I am not sure if wsaccel is even worth it at this point. Maybe we can go with pure Python implementation.
Thanks @wildraid for checking. With commit a462d45, numpy has been removed from this project. While the wsaccel performance boost for masking is minimal (around 10% improvement), I left support for wsaccel as is because of the roughly 2x performance boost on UTF8 validation. Here is the code I used for UTF8 testing and my results in case someone wants to test this in the future:
UTF8 test without wsaccel: real 4.943s (user 4.93s, sys 0.01s)
UTF8 test with wsaccel: real 3.124s (user 3.12s, sys 0.00s)

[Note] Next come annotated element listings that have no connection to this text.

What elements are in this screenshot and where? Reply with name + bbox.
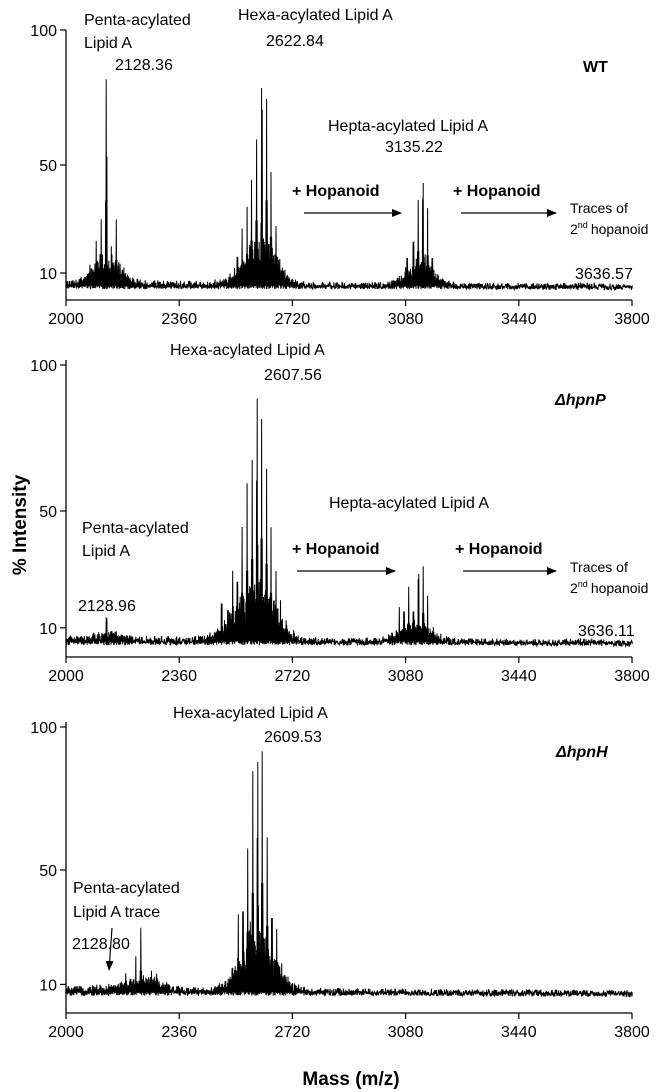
x-tick-label: 2720 xyxy=(275,668,311,685)
peak-label-2622: 2622.84 xyxy=(266,33,324,50)
x-tick-label: 3440 xyxy=(501,1024,537,1041)
panel-hpnh: 2000 2360 2720 3080 3440 3800 10 50 100 Hexa-acy… xyxy=(30,705,650,1041)
hepta-label: Hepta-acylated Lipid A xyxy=(329,495,489,512)
hopanoid-label-2: + Hopanoid xyxy=(453,183,541,200)
x-tick-label: 2720 xyxy=(275,1024,311,1041)
hopanoid-label-2: + Hopanoid xyxy=(455,541,543,558)
penta-label-line1: Penta-acylated xyxy=(73,880,180,897)
spectrum-trace xyxy=(65,398,633,649)
y-tick-label: 50 xyxy=(39,158,57,175)
x-tick-label: 3800 xyxy=(614,668,650,685)
penta-label-line2: Lipid A trace xyxy=(73,904,160,921)
axis-ticks: 2000 2360 2720 3080 3440 3800 10 50 100 xyxy=(30,358,650,685)
peak-label-3135: 3135.22 xyxy=(385,139,443,156)
x-tick-label: 3440 xyxy=(501,668,537,685)
hexa-label: Hexa-acylated Lipid A xyxy=(173,705,328,722)
y-tick-label: 10 xyxy=(39,977,57,994)
y-tick-label: 50 xyxy=(39,504,57,521)
y-tick-label: 100 xyxy=(30,358,57,375)
x-tick-label: 3080 xyxy=(388,311,424,328)
axis-ticks: 2000 2360 2720 3080 3440 3800 10 50 100 xyxy=(30,720,650,1041)
x-tick-label: 3080 xyxy=(388,668,424,685)
axis-ticks: 2000 2360 2720 3080 3440 3800 10 50 100 xyxy=(30,23,650,328)
x-tick-label: 2720 xyxy=(275,311,311,328)
traces-label-line1: Traces of xyxy=(570,200,628,216)
y-tick-label: 100 xyxy=(30,720,57,737)
x-tick-label: 3800 xyxy=(614,1024,650,1041)
spectrum-trace xyxy=(65,751,633,998)
x-tick-label: 2360 xyxy=(161,1024,197,1041)
penta-label-line2: Lipid A xyxy=(82,543,130,560)
penta-label-line1: Penta-acylated xyxy=(82,520,189,537)
peak-label-2609: 2609.53 xyxy=(264,729,322,746)
peak-label-2128: 2128.80 xyxy=(72,936,130,953)
panel-hpnp: 2000 2360 2720 3080 3440 3800 10 50 100 Hexa-acy… xyxy=(30,342,650,685)
strain-label: ΔhpnH xyxy=(555,744,608,761)
peak-label-2607: 2607.56 xyxy=(264,367,322,384)
traces-label-line2: 2nd hopanoid xyxy=(570,220,648,237)
traces-label-line2: 2nd hopanoid xyxy=(570,579,648,596)
hexa-label: Hexa-acylated Lipid A xyxy=(170,342,325,359)
x-tick-label: 3800 xyxy=(614,311,650,328)
arrow-penta xyxy=(105,927,114,971)
x-tick-label: 2360 xyxy=(161,311,197,328)
y-tick-label: 50 xyxy=(39,863,57,880)
peak-label-3636: 3636.11 xyxy=(578,623,635,640)
y-tick-label: 10 xyxy=(39,621,57,638)
x-axis-title: Mass (m/z) xyxy=(302,1069,399,1090)
hexa-label: Hexa-acylated Lipid A xyxy=(238,7,393,24)
y-tick-label: 100 xyxy=(30,23,57,40)
spectrum-trace xyxy=(65,79,633,291)
x-tick-label: 3440 xyxy=(501,311,537,328)
x-tick-label: 2000 xyxy=(48,311,84,328)
penta-label-line2: Lipid A xyxy=(84,35,132,52)
x-tick-label: 3080 xyxy=(388,1024,424,1041)
y-tick-label: 10 xyxy=(39,266,57,283)
hopanoid-label-1: + Hopanoid xyxy=(292,183,380,200)
x-tick-label: 2360 xyxy=(161,668,197,685)
strain-label: WT xyxy=(583,59,608,76)
peak-label-2128: 2128.36 xyxy=(115,57,173,74)
traces-label-line1: Traces of xyxy=(570,559,628,575)
peak-label-3636: 3636.57 xyxy=(575,266,633,283)
peak-label-2128: 2128.96 xyxy=(78,598,136,615)
y-axis-title: % Intensity xyxy=(10,474,31,575)
panel-wt: 2000 2360 2720 3080 3440 3800 10 50 100 Penta-ac… xyxy=(30,7,650,328)
hepta-label: Hepta-acylated Lipid A xyxy=(328,118,488,135)
strain-label: ΔhpnP xyxy=(554,392,606,409)
x-tick-label: 2000 xyxy=(48,668,84,685)
hopanoid-label-1: + Hopanoid xyxy=(292,541,380,558)
penta-label-line1: Penta-acylated xyxy=(84,12,191,29)
x-tick-label: 2000 xyxy=(48,1024,84,1041)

from websocket import _utils
for i in range(600000):
_utils.validate_utf8(b"\x72\x75\x6e\x6e\x69\x6e\x67\x20\x61\x20\x74\x65\x73\x74\x20\x6f\x6e\x20\x55\x54\x46\x38\x20\x64\x65\x63\x6f\x64\x69\x6e\x67")
I am closing this issue because both the documentation and code around wsaccel and numpy usage have been updated.